Hi friends! I blog daily about trying to find moderation in the city that never sleeps over at A Healthy, Happier Bear!
When Ashley asked me to guest post while she is away on her honeymoon I was elated. I especially liked the topic since it’s near and dear to my heart. I hope they are enjoying every moment of their honeymoon!
Three years ago, I moved from Philadelphia to New York City to move in with my future husband, Bo. While the move was exciting, it also meant that we would finally be living together after over five years together.
We knew it’d be an adventure and that there would be lots of new compromises in our lives, but we didn’t expect the weight gain and lethargic manner that followed. In the first six months that we lived together, I gained 10 pounds from both the move and work stress.
Since we’ve now enjoyed 3 years of living together and I’ve lost the weight I gained, I think it’s the perfect time to share a few of the lessons we’ve learned along the way.
1) Workout together: As soon as we came back from our honeymoon we jumped on the workout band wagon together and have been there ever since. We evaluated our schedules and realized that there was no good way to workout on a consistent basis after work. Therefore, we took a big gulp and set our alarm for 5:15 that first morning. For 2.5 years we’ve been waking up at least 4 days a week at 5:15 to workout together. While this doesn’t mean we necessarily do the same workout we at least both get out of bed and out the door together which is half the battle. It’s a great way to spend some quality time together each morning, talking about our upcoming workouts or days.

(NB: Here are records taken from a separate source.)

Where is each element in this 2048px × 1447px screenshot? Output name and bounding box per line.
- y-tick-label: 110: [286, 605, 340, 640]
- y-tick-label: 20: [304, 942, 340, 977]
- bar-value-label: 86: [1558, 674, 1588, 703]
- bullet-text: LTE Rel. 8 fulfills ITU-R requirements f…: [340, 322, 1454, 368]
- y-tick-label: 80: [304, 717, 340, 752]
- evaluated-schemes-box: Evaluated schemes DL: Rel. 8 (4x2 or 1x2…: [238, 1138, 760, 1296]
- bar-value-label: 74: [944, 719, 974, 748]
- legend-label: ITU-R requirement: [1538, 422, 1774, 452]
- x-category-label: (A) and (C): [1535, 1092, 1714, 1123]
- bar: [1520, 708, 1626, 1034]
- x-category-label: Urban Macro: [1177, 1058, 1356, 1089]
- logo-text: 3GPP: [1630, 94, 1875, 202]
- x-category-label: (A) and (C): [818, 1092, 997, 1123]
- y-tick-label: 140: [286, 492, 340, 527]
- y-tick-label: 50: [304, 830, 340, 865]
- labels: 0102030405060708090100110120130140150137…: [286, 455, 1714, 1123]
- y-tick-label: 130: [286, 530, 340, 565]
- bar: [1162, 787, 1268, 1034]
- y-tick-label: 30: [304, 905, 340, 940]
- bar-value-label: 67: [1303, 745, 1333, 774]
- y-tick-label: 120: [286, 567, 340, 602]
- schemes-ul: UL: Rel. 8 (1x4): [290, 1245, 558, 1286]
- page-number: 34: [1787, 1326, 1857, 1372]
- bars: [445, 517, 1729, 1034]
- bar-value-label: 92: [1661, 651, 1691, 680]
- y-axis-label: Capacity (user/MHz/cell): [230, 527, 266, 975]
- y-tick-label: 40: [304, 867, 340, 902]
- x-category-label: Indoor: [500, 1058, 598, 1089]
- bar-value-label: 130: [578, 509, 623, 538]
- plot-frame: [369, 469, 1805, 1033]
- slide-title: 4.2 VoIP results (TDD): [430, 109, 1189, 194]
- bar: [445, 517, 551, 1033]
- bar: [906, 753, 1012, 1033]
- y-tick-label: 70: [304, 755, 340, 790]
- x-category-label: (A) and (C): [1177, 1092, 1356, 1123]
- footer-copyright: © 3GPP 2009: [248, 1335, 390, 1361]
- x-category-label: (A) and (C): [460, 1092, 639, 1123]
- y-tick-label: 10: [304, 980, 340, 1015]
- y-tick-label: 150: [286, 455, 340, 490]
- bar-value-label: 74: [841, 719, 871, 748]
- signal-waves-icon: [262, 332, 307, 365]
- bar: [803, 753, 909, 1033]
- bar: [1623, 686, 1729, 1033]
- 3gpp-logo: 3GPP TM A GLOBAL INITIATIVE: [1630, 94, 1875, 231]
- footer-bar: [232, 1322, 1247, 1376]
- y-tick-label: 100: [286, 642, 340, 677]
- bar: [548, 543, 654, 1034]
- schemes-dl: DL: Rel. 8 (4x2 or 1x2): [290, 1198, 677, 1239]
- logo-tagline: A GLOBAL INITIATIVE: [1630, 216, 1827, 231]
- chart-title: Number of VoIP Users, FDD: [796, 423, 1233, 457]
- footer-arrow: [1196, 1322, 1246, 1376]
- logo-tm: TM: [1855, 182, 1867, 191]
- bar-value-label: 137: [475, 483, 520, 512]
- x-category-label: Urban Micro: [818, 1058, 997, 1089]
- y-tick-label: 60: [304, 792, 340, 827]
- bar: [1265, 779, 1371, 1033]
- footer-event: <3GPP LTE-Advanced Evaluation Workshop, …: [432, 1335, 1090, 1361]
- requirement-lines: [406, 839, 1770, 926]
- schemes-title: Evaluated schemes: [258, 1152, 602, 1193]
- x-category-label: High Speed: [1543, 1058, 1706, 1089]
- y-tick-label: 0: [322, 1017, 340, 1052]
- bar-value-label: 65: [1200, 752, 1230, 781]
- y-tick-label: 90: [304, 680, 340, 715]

2) Realize you are different people: Just because you move in together doesn’t mean you have to take on the other person’s identity. When we first moved in together, we each had to realize this the hard way. I tried to like the habit of an evening beer or glass of wine while Bo tried to develop a sweet tooth so he could enjoy evening sorbet. Instead, we found that neither of us enjoyed the wasted extra calories. It also took a while to realize that we don’t need the same amount of sleep. I can go on a few hours of sleep once but in the long run I need to average at least seven hours. For this reason, I’m in bed most nights by 10:15. Bo on the other hand can go on six hours day in day out and often stays up an hour after me watching tv, working or reading.
3) Don’t be afraid to keep each other in check: This one, which can sometimes be the most important thing we’ve learned, is also the toughest. Sometimes we need that little conscience to step in and set us straight when we’ve had a few to many days off from working out or one too many days of indulging. It’s important to make sure you don’t seem rude or judgmental as you’re in a loving relationship which is hopefully judge free. Instead, use words like “I feel” or “it seems” or “I wish” when you’re talknig to your spouse about their actions. Sometimes, all it takes is for one of us to see a picture from the weekend we don’t like but sometimes it takes more serious conversations to understand what the root factor is. At the end of the day, it’s most important to be open and honest with your feelings and always motivate the other person.
Hopefully these tips will help you as you embark on a new step in your relationship or work to improve the one you’re in already. Above all, make sure that you both realize that making healthier decisions together often leads to even more happiness. When we’re at our healthiest we’re at our happiest and we’ve enjoyed so many memories together running, biking, sailing, and tasting our way through new cities and places!